Ancien juge de la Cour constitutionnelle, le professeur Eugène Banyaku fait une analyse politique rigoureuse qui, d’après lui, indique que la victoire de Félix Tshisekedi n’est pas électorale mais procède d’une stratégie pour l’UDPS de se faire gratifier d’une longue lutte de près de 40 ans, dont les Kasaïens en ont largement payé les frais (emprisonnement extrajudiciaire, bannissement ou relégation, exil et exclusion politique) et ce, pendant deux régimes successifs de Mobutu et de deux Kabila. Dans cette analyse, Eugène Banyaku y voit la stratégie de la Kabilie de se protéger contre l’éventuelle alliance consolidée Bemba-Katumbi avec ses renégats (Lumbi, Kamitatu, Endundu..) en renouant avec l’UDPS sous son contrôle.
Déjà au départ de Genève, indique-t-il, le jeu était largement en faveur de Félix Tshisekedi, mais manifestement la carte géopolitique de l’Ouest a joué en sa défaveur. Ainsi, grâce à Kamerhe, il s’est offert une coalition alternative Est-Centre/RDC à tout risque de faire gagner du temps au pouvoir sortant. Fayulu ne va pas renverser cette alliance Est-Centre par le simple fait d’une victoire électorale juste, ou d’un soulèvement populaire précoce même avec l’appui moral de la CENCO/ECC, moins encore d’une moralité hypocrite de la communauté internationale.

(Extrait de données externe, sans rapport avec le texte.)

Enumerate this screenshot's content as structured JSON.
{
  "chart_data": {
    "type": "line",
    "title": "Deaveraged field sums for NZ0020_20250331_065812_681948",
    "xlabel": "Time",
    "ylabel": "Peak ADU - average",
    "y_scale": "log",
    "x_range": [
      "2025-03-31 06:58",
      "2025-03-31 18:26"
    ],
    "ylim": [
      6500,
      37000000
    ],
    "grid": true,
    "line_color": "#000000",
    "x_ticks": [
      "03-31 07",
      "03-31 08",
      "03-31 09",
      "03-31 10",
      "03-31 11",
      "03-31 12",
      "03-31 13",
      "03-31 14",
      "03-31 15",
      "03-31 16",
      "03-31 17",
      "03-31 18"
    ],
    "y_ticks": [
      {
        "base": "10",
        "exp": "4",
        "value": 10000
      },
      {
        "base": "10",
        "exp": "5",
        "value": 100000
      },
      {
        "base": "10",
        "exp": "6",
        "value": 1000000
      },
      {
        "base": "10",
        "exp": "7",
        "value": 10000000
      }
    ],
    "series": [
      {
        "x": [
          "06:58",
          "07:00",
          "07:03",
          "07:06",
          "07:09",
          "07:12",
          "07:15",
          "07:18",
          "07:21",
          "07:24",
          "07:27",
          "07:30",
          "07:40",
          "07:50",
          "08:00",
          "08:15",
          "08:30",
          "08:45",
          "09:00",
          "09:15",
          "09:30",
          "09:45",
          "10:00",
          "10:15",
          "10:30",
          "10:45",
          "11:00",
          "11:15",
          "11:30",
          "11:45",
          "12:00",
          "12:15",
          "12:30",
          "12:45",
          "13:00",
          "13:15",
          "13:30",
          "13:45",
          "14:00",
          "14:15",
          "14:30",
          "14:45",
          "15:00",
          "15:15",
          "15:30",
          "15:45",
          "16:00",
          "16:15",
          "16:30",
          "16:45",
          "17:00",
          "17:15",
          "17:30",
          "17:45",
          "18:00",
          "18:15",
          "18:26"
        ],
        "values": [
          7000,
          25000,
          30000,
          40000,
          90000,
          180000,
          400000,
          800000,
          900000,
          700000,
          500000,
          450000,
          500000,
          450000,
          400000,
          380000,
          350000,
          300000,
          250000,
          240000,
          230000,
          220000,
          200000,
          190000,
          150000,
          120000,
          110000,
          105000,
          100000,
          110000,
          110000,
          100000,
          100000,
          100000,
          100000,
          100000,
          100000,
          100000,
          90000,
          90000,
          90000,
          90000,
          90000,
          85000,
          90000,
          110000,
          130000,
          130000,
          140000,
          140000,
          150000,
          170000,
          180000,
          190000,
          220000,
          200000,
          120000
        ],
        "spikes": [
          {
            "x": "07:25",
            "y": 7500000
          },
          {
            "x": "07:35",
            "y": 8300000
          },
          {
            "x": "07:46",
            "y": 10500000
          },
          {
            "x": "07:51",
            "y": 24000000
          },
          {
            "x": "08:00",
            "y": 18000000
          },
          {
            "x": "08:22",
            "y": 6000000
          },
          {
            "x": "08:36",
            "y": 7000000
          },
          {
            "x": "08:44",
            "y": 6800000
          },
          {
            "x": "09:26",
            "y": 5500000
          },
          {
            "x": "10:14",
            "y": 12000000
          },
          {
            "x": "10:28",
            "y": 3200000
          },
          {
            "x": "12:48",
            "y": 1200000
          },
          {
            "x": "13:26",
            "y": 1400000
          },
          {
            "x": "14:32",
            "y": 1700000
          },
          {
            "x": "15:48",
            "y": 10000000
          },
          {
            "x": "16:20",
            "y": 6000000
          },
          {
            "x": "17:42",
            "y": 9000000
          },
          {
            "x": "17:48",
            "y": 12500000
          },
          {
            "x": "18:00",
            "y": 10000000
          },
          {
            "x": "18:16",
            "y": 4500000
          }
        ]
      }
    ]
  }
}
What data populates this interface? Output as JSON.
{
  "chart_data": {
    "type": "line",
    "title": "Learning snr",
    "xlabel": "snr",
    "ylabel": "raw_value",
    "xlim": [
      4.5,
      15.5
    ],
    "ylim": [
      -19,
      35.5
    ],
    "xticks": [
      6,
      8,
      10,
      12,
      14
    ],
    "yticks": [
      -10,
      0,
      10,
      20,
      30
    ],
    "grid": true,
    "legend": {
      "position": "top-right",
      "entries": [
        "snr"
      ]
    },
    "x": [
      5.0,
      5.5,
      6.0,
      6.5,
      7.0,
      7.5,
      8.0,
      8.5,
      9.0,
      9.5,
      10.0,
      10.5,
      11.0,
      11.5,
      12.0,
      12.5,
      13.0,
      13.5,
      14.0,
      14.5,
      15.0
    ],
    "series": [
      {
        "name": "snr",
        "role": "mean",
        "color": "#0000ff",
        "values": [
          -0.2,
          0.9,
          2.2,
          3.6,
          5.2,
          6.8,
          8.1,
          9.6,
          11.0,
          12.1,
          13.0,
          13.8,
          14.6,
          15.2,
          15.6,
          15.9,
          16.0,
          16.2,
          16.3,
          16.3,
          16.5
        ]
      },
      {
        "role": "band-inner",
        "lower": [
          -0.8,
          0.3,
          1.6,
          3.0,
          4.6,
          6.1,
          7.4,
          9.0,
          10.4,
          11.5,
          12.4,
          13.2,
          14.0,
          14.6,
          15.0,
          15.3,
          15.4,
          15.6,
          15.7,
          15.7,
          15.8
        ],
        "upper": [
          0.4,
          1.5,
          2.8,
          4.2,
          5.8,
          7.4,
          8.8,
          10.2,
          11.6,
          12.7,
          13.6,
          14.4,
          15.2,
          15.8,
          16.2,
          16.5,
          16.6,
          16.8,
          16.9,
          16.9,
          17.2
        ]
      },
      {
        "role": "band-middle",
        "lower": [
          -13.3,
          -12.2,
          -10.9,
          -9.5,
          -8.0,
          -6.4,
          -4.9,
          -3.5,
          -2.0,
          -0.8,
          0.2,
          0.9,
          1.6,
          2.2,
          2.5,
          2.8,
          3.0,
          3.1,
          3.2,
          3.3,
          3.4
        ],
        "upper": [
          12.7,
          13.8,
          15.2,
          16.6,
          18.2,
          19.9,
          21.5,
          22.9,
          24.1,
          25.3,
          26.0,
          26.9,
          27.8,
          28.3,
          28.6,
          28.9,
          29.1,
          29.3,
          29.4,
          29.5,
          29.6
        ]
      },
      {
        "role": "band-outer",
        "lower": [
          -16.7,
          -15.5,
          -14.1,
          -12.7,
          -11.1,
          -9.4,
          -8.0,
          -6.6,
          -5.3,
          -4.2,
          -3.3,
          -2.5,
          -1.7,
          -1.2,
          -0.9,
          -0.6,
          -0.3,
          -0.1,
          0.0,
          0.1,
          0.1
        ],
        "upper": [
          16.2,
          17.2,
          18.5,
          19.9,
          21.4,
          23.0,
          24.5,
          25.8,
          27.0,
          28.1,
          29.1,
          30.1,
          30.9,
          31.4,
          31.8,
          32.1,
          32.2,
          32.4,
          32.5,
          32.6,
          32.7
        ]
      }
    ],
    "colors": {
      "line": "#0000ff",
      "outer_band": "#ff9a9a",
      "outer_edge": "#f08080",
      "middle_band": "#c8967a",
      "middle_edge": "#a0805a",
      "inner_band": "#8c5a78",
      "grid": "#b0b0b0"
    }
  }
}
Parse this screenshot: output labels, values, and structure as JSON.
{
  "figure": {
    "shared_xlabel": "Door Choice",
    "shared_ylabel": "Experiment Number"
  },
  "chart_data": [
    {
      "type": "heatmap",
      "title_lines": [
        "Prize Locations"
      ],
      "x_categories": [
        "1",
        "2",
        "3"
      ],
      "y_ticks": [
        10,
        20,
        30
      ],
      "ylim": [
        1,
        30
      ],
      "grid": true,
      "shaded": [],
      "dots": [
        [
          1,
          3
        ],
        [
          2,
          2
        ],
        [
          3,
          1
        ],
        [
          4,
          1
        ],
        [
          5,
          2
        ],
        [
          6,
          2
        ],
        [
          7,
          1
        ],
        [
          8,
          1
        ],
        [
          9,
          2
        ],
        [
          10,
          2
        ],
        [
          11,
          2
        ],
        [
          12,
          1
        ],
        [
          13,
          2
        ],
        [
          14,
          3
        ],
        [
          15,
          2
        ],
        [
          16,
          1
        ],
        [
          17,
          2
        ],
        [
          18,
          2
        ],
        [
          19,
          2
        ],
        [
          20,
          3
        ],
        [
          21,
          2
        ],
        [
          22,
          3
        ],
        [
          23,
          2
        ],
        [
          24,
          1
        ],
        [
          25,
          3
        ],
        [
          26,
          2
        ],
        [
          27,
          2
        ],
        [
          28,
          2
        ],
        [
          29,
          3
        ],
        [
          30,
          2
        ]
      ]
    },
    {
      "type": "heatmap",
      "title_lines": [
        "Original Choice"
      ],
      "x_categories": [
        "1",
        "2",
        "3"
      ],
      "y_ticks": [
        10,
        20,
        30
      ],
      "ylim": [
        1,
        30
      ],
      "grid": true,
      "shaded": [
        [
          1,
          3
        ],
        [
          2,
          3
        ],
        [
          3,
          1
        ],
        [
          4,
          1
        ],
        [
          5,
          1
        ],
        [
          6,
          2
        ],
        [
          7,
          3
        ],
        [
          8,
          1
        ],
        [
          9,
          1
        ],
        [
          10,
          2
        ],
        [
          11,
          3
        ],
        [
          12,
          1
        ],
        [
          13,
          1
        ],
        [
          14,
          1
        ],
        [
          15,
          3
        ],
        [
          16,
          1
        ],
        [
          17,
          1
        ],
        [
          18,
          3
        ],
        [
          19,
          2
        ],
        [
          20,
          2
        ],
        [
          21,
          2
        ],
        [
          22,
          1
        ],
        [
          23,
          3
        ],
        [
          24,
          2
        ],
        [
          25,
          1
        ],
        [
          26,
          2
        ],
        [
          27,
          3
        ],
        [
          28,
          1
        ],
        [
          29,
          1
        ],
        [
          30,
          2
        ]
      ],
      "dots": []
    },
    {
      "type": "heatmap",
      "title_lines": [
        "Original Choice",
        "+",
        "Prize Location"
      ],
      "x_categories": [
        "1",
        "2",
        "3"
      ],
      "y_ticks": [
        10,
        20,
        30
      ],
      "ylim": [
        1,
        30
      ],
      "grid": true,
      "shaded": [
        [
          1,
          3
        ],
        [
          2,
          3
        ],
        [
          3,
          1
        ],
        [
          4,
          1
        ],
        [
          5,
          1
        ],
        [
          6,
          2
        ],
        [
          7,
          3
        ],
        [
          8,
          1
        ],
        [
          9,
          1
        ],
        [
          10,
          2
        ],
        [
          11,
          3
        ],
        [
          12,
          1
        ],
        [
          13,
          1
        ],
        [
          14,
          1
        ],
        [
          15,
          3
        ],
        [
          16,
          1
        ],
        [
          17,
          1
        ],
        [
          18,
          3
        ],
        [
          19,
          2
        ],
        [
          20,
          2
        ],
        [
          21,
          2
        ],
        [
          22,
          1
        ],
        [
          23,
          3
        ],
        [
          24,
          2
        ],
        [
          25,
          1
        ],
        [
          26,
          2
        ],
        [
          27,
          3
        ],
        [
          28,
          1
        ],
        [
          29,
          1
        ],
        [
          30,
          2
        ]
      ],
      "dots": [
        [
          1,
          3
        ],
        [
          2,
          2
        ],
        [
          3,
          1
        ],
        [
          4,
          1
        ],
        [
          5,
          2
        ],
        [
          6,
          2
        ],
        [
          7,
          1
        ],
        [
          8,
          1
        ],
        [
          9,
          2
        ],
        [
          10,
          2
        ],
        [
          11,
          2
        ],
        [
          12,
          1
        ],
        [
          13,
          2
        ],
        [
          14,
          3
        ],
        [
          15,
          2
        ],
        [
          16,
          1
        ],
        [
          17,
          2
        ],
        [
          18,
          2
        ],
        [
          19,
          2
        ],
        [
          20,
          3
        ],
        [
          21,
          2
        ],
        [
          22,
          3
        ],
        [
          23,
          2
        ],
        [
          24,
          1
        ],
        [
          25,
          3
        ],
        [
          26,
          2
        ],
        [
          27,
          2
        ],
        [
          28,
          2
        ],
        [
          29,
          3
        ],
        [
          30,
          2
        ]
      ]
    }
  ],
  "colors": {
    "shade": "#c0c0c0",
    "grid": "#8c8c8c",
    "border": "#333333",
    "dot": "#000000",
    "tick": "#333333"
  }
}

D’après l’ancien juge de la Cour constitutionnelle, deux choix stratégiques s’offrent à Martin Fayulu : soit engager une longue épreuve démocratique avec Lamuka en tirant profit de son grand crédit électoral pour faire une opposition républicaine face à un nouveau Président et son parti UDPS qui ont fait le plus mauvais choix d’alliance, alors que les trois derniers accords de Concertations Nationales, du Dialogue de l’UA et de Saint Sylvestre en ont montré largement les limites de cohabitation loyale entre les tenants du pouvoir et l’opposition. Soit négocier un point de ralliement entre Lamuka et CASH pour une alternance réelle au pouvoir sortant. Les deux choix sont faisables mais le premier est plus coûteux que le second, même si ce dernier sauverait Lamuka et surtout l’UDPS de l’usure pour l’un et du discrédit total pour l’autre. Le tout dépendra de l’effort conjugué de l’un et de l’autre pour réussir une alternance sans guerre civile postélectorale. « La Côte d’Ivoire en est l’exemple patent », fait savoir Eugène Banyaku avant de conclure : « dans ce dernier cas, les trois protagonistes se retrouveront à la CPI avec des preuves de culpabilité irréfutables ».